Translating Novalis / Novalis übersetzen

Novalis is the subject of Penelope Fitzgerald’s novel The Blue Flower. That novel, which is on my list of ‘must read again’, has a curious way of placing the reader in 18th-century Germany by rendering German speech and writing in a rather literal way, a kind of translatorese: characters are called ‘the Bernhard’, ‘the Mandelsloh’, ‘Söphgen’.

‘This is my niece by marriage, Karoline Just.’
Karoline was wearing her shawl and housekeeping apron.
‘You are beautiful, gracious Fräulein,’ said Fritz.
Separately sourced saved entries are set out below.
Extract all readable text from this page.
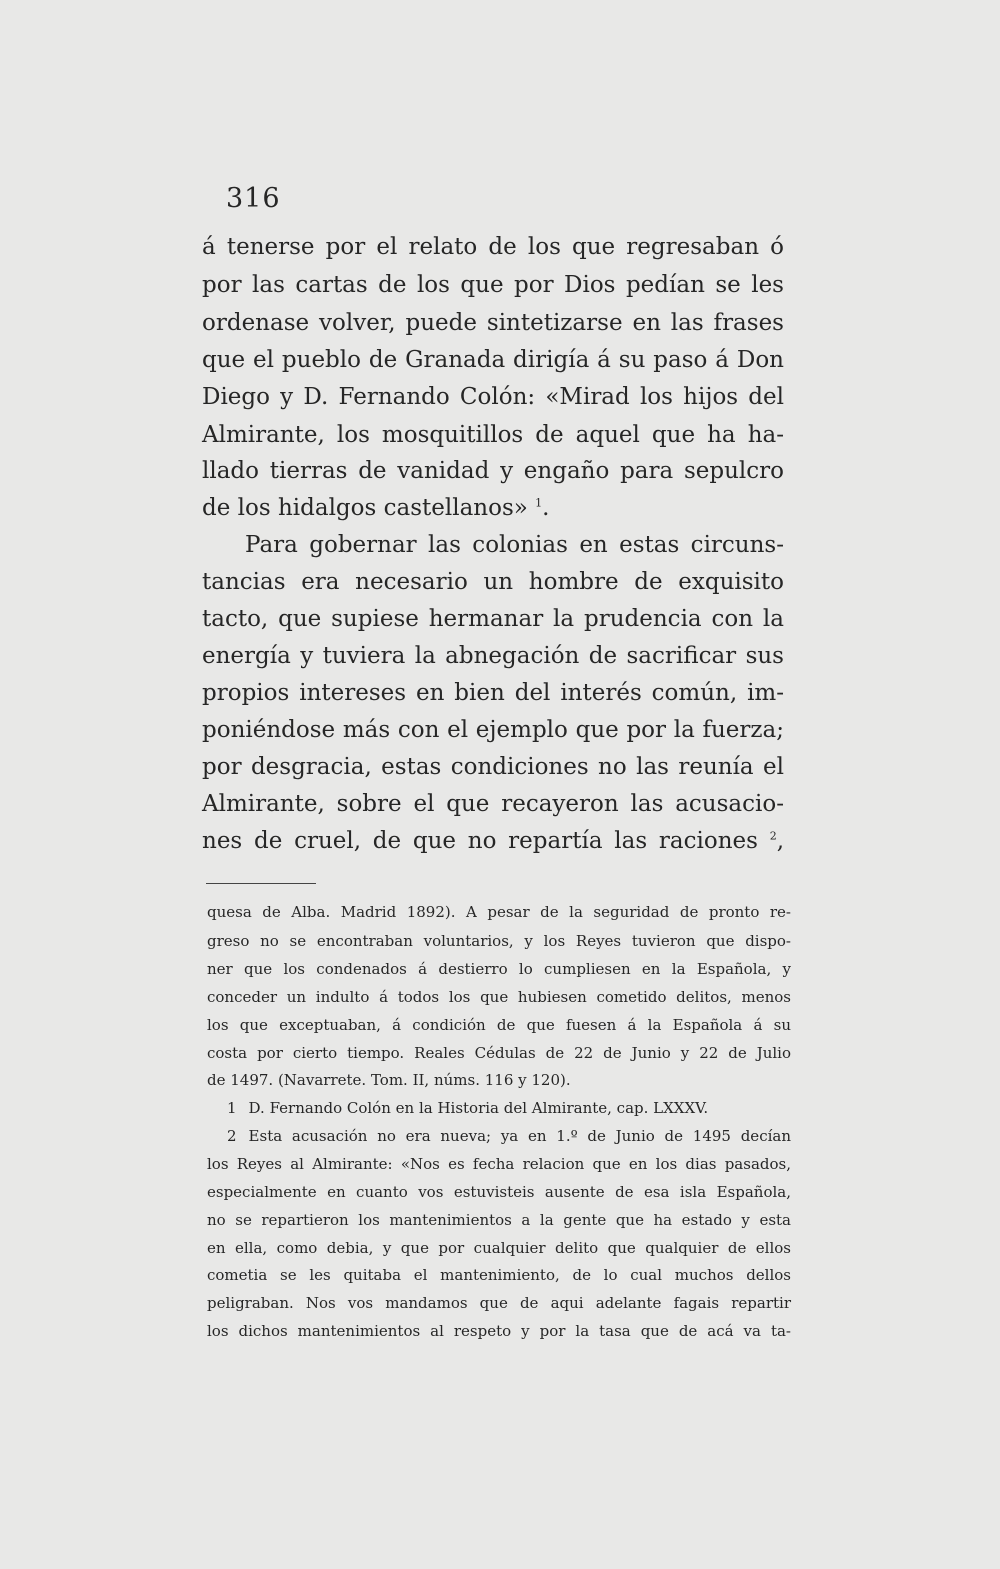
316
á tenerse por el relato de los que regresaban ó
por las cartas de los que por Dios pedían se les
ordenase volver, puede sintetizarse en las frases
que el pueblo de Granada dirigía á su paso á Don
Diego y D. Fernando Colón: «Mirad los hijos del
Almirante, los mosquitillos de aquel que ha ha-
llado tierras de vanidad y engaño para sepulcro
de los hidalgos castellanos» $^1$.
Para gobernar las colonias en estas circuns-
tancias era necesario un hombre de exquisito
tacto, que supiese hermanar la prudencia con la
energía y tuviera la abnegación de sacrificar sus
propios intereses en bien del interés común, im-
poniéndose más con el ejemplo que por la fuerza;
por desgracia, estas condiciones no las reunía el
Almirante, sobre el que recayeron las acusacio-
nes de cruel, de que no repartía las raciones $^2$,
quesa de Alba. Madrid 1892). A pesar de la seguridad de pronto re-
greso no se encontraban voluntarios, y los Reyes tuvieron que dispo-
ner que los condenados á destierro lo cumpliesen en la Española, y
conceder un indulto á todos los que hubiesen cometido delitos, menos
los que exceptuaban, á condición de que fuesen á la Española á su
costa por cierto tiempo. Reales Cédulas de 22 de Junio y 22 de Julio
de 1497. (Navarrete. Tom. II, núms. 116 y 120).
1 D. Fernando Colón en la Historia del Almirante, cap. LXXXV.
2 Esta acusación no era nueva; ya en 1.º de Junio de 1495 decían
los Reyes al Almirante: «Nos es fecha relacion que en los dias pasados,
especialmente en cuanto vos estuvisteis ausente de esa isla Española,
no se repartieron los mantenimientos a la gente que ha estado y esta
en ella, como debia, y que por cualquier delito que qualquier de ellos
cometia se les quitaba el mantenimiento, de lo cual muchos dellos
peligraban. Nos vos mandamos que de aqui adelante fagais repartir
los dichos mantenimientos al respeto y por la tasa que de acá va ta-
Rahel saw that, whatever else, young Hardenberg was serious. She allowed herself to wonder whether he was obliged, on medical advice, to take much opium? For toothache, of course, everyone had to take it, she did not mean that. But she soon found out that he took at most thirty drops at bedrime as a sedative, if his mind was too active – only half the dose, in fact, that she took herself for a woman’s usual aches and pains.

languagehat reported recently that Jeremy Osner of READIN is inviting readers to help produce a translation of Hymnen an die Nacht. He presents George MacDonald’s translation, which he finds unsatisfactory, opposite the German and a working version of his own translation in between.

This is great fun, and would be even more so if one actually wanted to translate Hymnen an die Nacht into English.